There was a report out of Capitol Hill late last week that the Congressional battle over the Foreign Intelligence Surveillance Act--and more specifically the inclusion of telco immunity in the new FISA--is fading into the background as economic issues move front and center. Republicans in Congress reportedly aim to focus more on fighting what they say are Democrats' plans to support tax hikes while the U.S. economy struggles to stay afloat.
It looks like Congress might be moving on to issues that voters actually seem to care about and understand. Despite attempts by the Bush administration, which has been pushing for telco immunity, to make the lack of resolution over a new FISA an issue of threatened national security, troubling news about the economy reigns. Opponents of telco immunity, largely House Democrats, also have not done any better in promoting any kind of movement on telco immunity. Their stubborn resolve has not amounted to anything more than a stalemate.

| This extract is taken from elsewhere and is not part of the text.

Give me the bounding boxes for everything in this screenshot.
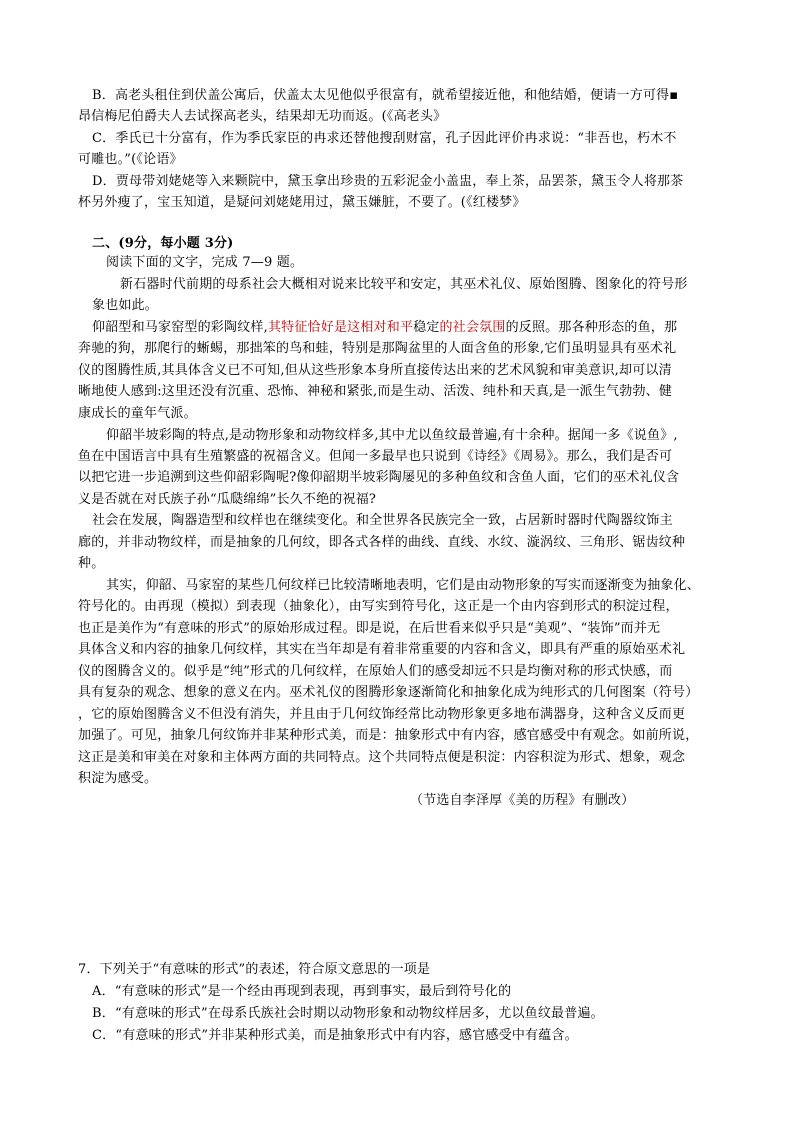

Economic problems affect the daily livelihood of Congressional constituents in a real way, whereas telco immunity might be seen only as something that could affect the fortunes of a few giant corporations (and potentially affect national security process, though most of us have no real understanding of how).
Yet, the lack of resolution is a bad thing for both sides of the issue. Security legislation should not be left out in the cold, and neither should telcos, who have dozens of wiretapping lawsuits looming over their heads, ready to crash down on them should telco immunity be left out of a new FISA. Whatever the ultimate resolution to this battle might be, all concerned would benefit from Congress making the effort to find it.